The launch of the National Logistics Policy on the 17th of September by the honourable Prime Minister Mr. Narendra Modi would provide a much-needed boost towards the logistic infrastructure development in the country. The policy has been launched alongside the ambitious Gati-Shakti Master plan, which aims to address the seamless movement of people and goods in the country by breaking department silos and ensuring the effective realisation of capital investment in the form of infrastructure development. The experts believe that the Logistics policy will tap and address the missing gaps in the logistics connectivity by complementing the Gati-Shakti Master plan and the Sagarmala and Bharatmala initiatives of the government.

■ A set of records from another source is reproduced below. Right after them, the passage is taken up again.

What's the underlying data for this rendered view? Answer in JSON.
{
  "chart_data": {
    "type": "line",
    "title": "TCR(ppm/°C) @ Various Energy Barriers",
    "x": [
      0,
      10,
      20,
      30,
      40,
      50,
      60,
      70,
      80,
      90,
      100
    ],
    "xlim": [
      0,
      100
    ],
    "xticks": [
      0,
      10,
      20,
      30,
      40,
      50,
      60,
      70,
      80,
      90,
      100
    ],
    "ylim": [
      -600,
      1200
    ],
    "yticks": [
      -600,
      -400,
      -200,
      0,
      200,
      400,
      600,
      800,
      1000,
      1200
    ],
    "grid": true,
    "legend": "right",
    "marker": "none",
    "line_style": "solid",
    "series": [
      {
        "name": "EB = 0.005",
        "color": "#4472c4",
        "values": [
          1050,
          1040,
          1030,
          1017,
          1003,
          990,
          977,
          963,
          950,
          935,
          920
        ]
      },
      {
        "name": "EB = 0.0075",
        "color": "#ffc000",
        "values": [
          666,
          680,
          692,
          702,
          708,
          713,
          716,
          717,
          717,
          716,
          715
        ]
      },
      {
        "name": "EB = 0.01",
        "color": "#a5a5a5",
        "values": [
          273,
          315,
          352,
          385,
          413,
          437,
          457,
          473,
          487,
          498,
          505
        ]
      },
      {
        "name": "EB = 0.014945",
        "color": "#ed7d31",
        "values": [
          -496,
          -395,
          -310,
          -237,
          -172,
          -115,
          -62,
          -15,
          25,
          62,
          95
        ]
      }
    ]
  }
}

At the launch event, the honourable Prime Minister mentioned in his concluding remarks, “The National Logistics Policy has immense potential for the development of infrastructure, for expansion of business, and increasing employment opportunities. We have to realise these possibilities together,”. He also highlighted that the policy would ensure quick last-mile delivery, end transport-related challenges, save time and money for the manufacturers and prevent wastage of the agro-products. The policy would stimulate and substantiate the performance of other government initiatives like the Production Linked Incentive (PLI) scheme, Make in India, and Aatmanirbhar Bharat Abhiyan, to name a few. This would widen the country’s export potential, making India an emerging manufacturing hub. The provision for the cold chain units and warehousing facilities along the air and rail routes in the policy is expected to address the last mile connectivity of perishable Agri products with ambient environment connectivity.

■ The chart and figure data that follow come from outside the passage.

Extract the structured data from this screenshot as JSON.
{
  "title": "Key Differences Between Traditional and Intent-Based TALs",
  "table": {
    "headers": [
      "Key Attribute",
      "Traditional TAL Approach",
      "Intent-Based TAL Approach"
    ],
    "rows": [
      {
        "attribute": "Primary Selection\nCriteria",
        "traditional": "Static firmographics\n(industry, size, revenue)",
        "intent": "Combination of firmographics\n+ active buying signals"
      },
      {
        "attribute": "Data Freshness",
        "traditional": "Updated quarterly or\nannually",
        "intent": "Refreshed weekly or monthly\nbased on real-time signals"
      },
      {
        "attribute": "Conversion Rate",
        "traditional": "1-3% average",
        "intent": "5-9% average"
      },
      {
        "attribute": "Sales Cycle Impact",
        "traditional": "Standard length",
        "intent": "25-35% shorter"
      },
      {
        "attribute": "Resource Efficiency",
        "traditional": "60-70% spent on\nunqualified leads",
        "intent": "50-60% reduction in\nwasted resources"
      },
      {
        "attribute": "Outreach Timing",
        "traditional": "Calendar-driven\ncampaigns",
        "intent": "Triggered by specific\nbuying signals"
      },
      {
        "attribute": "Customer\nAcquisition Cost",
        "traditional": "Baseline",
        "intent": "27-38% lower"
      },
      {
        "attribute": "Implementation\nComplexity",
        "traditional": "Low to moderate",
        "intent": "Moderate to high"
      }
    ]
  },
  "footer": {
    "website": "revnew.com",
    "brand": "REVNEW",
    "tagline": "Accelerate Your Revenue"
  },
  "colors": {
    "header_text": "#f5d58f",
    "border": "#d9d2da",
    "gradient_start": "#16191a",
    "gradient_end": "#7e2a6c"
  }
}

The policy would be a significant upleap for the agricultural sector, particularly the horticulture sector. The farmers/traders wishing to expand their produce’s marketing opportunities would easily identify and evaluate the presence of road, rail, air, and water connectivity along the transportation route. Also, potential investors would independently ascertain the return on their investments along the supply chain or while developing business opportunities around potential markets/hubs of the horticulture commodities. Efficient market connectivity would help transform semi-urban regional centres into urban areas and strike a balance between the overcrowded urban metro areas, shedding them of enormous pressure and load. With efficient market linkages from farms to the market, the existing Mega Food Parks around the country would also get a boost, leading to the expansion and entry of new hubs and parks around the country. Entities would be incentivised to set up food processing plants in and around the production/harvest regions near the farm gates to reap the optimal cost & time advantage. This would boost the Government of India’s primary focus of promoting Food Processing units in the country. The seamless market linkages would also enable the export potential of various produce, making them competitive in the global market. With so many opportunities opening up, the farmers would be encouraged to increase the production and yield of horticulture crops, enabling them with better price remuneration and an increase in farm income.